Guts Pie Earshot & Nomi And Aino – Deckname Jenny LP+CD/CD (11.03.2018)

(www.majorlabel.de)
Das MAJOR LABEL bittet zur Kasse! Anders ist dieses Release nicht zu erklären. Anders ist ein ausgekoppelter Soundtrack in dieser Liga nicht zu erklären. Offensichtlich versucht die Jenenser Plattenfirma, den einst ironisch angelegten Label-Namen nun in die Tat umzusetzen, bei den „Großen“ mitzuspielen. Es ist ein neuer Kuchenesser an der Tafel? Ein O.S.T. funktioniert nur selten auf eigenen Beinen, abseits von Big Boys wie „Pulp Fiction“ oder nostalgisch geschätzten Filmklassikern. Wer aber braucht einen Song in mehreren Versionen, zumal, wenn es sich um eine Cover-Version handelt? Richtig: Major Labels only bzw. ihre angefütterte Klientel. Aka the Mainstream. Da passt es auch gut ins Konzept, das 3 der 10 (!) Songs bereits auf anderen MAJOR LABEL-Tonträgern veröffentlicht wurden. Spätestens jetzt betritt die CD das Reich der Gratis-Teaser. Zum Song: Die „Seeräuber-Jenny“ ist die kleine Schwester von Mackie Messer, wurde wie selbiger einst von Kurt Weill in den goldenen Zwanzigern für „Die Dreigroschenoper“ geschrieben. Leser mit Theater-Abo raunen verzückt: „Ah, Brecht!“. Nun also von GUTS PIE EARSHOT „und deren Solo- und Nebenprojekte RIZIO, SCHENG FOU, SUBVASIONE und die befreundeten NOMI & AINO“ (Labelinfo) gleich mehrfach in Szene gesetzt. Zum Vergleich: Es gibt eine großartig-kraftvoll verruchte Version von Hildegard Knef bzw. das 1931er Film-Original von Lotte Lenya, daran müssen sich GUTS PIE EARSHOT sowie Nomi & Aino messen lassen. Nomi & Aino starten dann auch die CD als Opener; ihre Version bedient das verspielt-unterhaltende Metier, plätschert angenehm im Hintergrund. Angenehm und ungefährlich. Die verräterische Hure Jenny würde staunen.
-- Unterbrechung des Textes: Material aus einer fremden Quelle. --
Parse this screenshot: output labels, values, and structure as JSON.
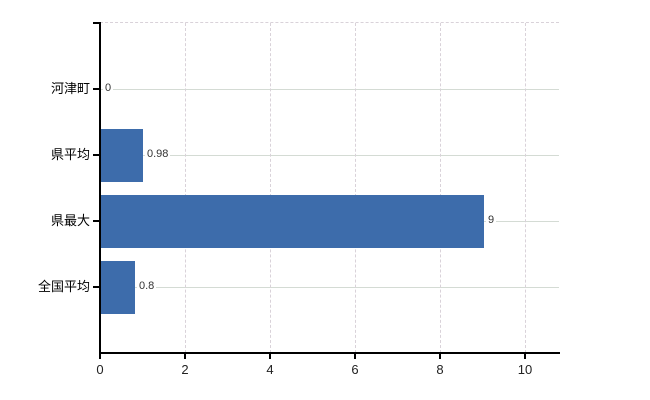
{
  "chart_data": {
    "type": "bar",
    "orientation": "horizontal",
    "title": "",
    "xlabel": "",
    "ylabel": "",
    "legend": "none",
    "grid": "on",
    "categories": [
      "河津町",
      "県平均",
      "県最大",
      "全国平均"
    ],
    "values": [
      0,
      0.98,
      9,
      0.8
    ],
    "value_labels": [
      "0",
      "0.98",
      "9",
      "0.8"
    ],
    "x_ticks": [
      0,
      2,
      4,
      6,
      8,
      10
    ],
    "x_tick_labels": [
      "0",
      "2",
      "4",
      "6",
      "8",
      "10"
    ],
    "xlim": [
      0,
      10.8
    ],
    "gridline_style": {
      "vertical": "dashed",
      "horizontal": "solid",
      "plot_top_border": "dashed"
    },
    "colors": {
      "bar": "#3d6cab",
      "axis": "#000000",
      "h_gridline": "#d4dbd4",
      "v_gridline": "#d9d2d9",
      "category_label": "#000000",
      "value_label": "#333333",
      "tick_label": "#222222",
      "background": "#ffffff"
    }
  }
}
Als zweites gehen GUTS PIE EARSHOT instrumental ins Rennen, aus „Jenny“ wird „Yenay“.  Ein poppiger MINISTRY goes KNORKATOR in der H.P. Baxter Party-Endlos-Schleife. Es folgen „Clubversion“, „Acoustic version“ etc. Braucht wer? Optisches Trostpflaster: Das Ganze wurde graphisch hübsch in Szene gesetzt, das Handling stimmt immerhin. PARADISE

Klotzs – Eine Stadt Keine Stadt 12″+MP3/Digital

(www.majorlabel.de)
Sperriger Name, sperriger Sound? Trifft in diesem Falle zu, hinter dem Zungenbrecher verbirgt/präsentiert sich „Kopfpunk“.Die Band selbst kommt aus Siegen. Es gibt Schlimmeres. „Einestadt/Keinestadt“ ist das dritte Album und solide Heimstätte für 18 bzw.16 Songs.Erinnert mich vom Gesang u.a. ganz schwer an DIE LOKALMATADORE. Sicherlich nicht gewollt, textlich/weltanschaulich wird eine komplett andere Baustelle beackert. Was muß man ansonsten über KLOTZS wissen? Hatten mal einen Split 7“ mit EA 80 (2000 erschienen), ein Ritterschlag für jede Discographie. Karl Martin Kircher, der ewige Junge, hat auch das Album-Artwork von „Einestadt/Keinestadt“ gestaltet. Minimal. Übersichtlich. Erwartungsgemäß. Als Deutschpunk die plattgewalzte A.M. MUSIC/IMPACT-Bundesstrasse (Nächste Abfahrt: Kirmeshausen/Parolenburg), verlassen hat und fortan über holprige Seitenstrassen hoppelte, entstanden Bands wie KLOTZS. Irgendwie anders, irgendwie seltsam. Immer mit einem schüchternen Blick in Richtung EA 80, RAZZIA, BOXHAMSTERS (den amtlich bestellten „Kopfpunk“-Fachkräften) & Co. und doch meilenweit entfernt. Nichts für PUNK & DISORDERLY oder Trinkhalle, KLOTZS-Publikum ist Hörsaal-gestählt, akademisch beschlagen. KLOTZS findet im veganen Vater-Kind-Cafe und in der depressiven Mittelschicht statt. Beaujolais und Weißherbst contra Deutscher Herbst und Barrikade: KLOTZS kann man vermutlich auf Anti-Gentrifizierungs-Demos hören. Auf der falschen Seite der Wand allerdings. Drinnen, nicht draussen.„Noise“, „Post-Punk“ was auch immer, fremde Klänge aus fremden Sphären. Mit Betonschuh im 90er Deutschpunk verwurzelt. Dafür ein optischer Augenschmaus, „Einestadt/Keinestadt“ gefällt sich in opulenter Ausstattung: Pop Up-Gatefold-Cover, Textblatt, Download-Code, gravierte D-Seite. PS: Wo liegt eigentlich Siegen? Aha, ist laut WIKIPEDIA eine „Große kreisangehörige Stadt und die Kreisstadt des Kreises Siegen-Wittgenstein im Regierungsbezirk Arnsberg“. Wäre auch ein treffendes KLOTZS-Review. PARADISE

Moscow Death Brigade – Boltcutter CD (07.03.2018)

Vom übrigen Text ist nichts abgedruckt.